A Cold War Fought by Women - 001sky
http://www.nytimes.com/2013/11/19/science/a-cold-war-fought-by-women.html

======
rada
What a hateful article. It twists mundane, reasonable daily interactions to
make women seem downright evil.

Just one example:

 _Sex is coveted by men. Accordingly, women limit access as a way of
maintaining advantage in the negotiation of this resource. Women who make sex
too readily available compromise the power-holding position of the group,
which is why many women are particularly intolerant of women who are, or seem
to be, promiscuous._

What a ridiculous thing to say. Women limit access as a way of maintaining
some power advantage? Really? There isn't a simpler, less sinister explanation
for why a woman might decline sex with anyone and everyone who asks?

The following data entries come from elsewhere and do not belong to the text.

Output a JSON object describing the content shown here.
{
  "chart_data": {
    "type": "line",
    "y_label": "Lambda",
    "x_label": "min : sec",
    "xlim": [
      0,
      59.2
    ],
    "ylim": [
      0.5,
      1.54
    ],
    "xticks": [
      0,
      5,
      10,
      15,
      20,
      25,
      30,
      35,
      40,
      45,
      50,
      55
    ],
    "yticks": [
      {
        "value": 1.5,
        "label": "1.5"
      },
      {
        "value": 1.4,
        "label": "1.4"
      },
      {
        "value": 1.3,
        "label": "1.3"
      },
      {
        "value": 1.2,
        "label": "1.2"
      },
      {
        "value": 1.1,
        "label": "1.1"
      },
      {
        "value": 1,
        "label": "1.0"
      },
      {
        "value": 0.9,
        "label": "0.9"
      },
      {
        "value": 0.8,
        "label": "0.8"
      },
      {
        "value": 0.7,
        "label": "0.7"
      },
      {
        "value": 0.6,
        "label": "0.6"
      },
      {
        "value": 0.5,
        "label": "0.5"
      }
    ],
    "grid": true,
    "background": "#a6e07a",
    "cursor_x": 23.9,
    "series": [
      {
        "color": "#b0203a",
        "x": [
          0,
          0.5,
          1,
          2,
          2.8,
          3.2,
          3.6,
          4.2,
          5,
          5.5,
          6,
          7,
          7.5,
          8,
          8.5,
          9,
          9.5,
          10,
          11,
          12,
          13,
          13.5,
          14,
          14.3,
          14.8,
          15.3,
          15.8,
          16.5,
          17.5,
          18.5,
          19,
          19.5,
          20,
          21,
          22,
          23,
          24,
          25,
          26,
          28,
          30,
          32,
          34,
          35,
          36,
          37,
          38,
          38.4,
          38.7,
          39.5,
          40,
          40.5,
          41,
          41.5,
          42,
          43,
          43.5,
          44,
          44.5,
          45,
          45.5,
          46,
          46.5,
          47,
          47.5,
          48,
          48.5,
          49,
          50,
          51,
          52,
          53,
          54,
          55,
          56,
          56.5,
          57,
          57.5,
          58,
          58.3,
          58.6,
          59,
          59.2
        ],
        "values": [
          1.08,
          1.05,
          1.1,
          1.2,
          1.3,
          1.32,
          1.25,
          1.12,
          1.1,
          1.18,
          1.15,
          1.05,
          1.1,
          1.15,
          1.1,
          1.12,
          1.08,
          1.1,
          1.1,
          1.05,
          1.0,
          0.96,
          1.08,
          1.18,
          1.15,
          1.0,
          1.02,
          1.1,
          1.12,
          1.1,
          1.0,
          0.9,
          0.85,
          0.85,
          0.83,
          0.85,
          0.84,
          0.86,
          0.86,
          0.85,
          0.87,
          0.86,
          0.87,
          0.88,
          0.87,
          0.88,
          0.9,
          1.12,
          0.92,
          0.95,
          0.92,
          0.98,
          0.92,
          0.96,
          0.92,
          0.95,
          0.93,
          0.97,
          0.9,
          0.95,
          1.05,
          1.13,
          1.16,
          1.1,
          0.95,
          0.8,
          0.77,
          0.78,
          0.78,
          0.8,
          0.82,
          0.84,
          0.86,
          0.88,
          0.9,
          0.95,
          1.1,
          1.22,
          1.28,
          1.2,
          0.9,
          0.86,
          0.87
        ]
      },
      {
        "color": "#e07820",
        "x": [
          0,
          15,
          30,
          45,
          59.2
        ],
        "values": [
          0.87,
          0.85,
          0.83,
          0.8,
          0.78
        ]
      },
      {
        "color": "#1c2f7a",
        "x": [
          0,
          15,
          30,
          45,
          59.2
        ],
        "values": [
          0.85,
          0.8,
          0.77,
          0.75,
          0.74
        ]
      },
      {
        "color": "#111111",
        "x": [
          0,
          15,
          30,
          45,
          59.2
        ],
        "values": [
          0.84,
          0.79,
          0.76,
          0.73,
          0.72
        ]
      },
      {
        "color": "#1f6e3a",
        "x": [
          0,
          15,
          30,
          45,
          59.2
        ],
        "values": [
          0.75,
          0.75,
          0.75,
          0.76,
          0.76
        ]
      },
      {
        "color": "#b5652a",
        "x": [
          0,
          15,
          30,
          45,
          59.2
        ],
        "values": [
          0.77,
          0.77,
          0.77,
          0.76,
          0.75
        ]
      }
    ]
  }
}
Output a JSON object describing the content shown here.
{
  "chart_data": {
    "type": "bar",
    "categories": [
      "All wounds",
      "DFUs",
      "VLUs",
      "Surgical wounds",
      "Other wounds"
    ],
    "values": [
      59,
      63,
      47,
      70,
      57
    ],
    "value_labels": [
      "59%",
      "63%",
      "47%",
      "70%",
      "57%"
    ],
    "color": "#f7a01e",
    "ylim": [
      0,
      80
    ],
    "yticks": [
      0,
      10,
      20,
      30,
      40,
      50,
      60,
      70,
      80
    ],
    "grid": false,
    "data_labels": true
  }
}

The main example of the article doesn't hold any water either. I mean, the
test subject's outfit is downright grotesque, especially in a classroom
setting. She is wearing a skirt so short that she could not possibly sit down
without showing her underwear, not to mention the rest of her outfit - her top
is cut so low that I can see her bra sticking out. No wonder another student
commented, "What the eff is that". That's not "hostility" and "cold war",
that's a completely normal reaction. If a male student showed up in class
wearing lycra short-shorts exposing his package and a neon shirt cut down to
his mid-section, you don't think male students would react the same way?

------
mathattack
Are there corporate implications to this article? I'd be interested in how
someone might extrapolate the lesson. (Asking from interest, not to be a
smartass)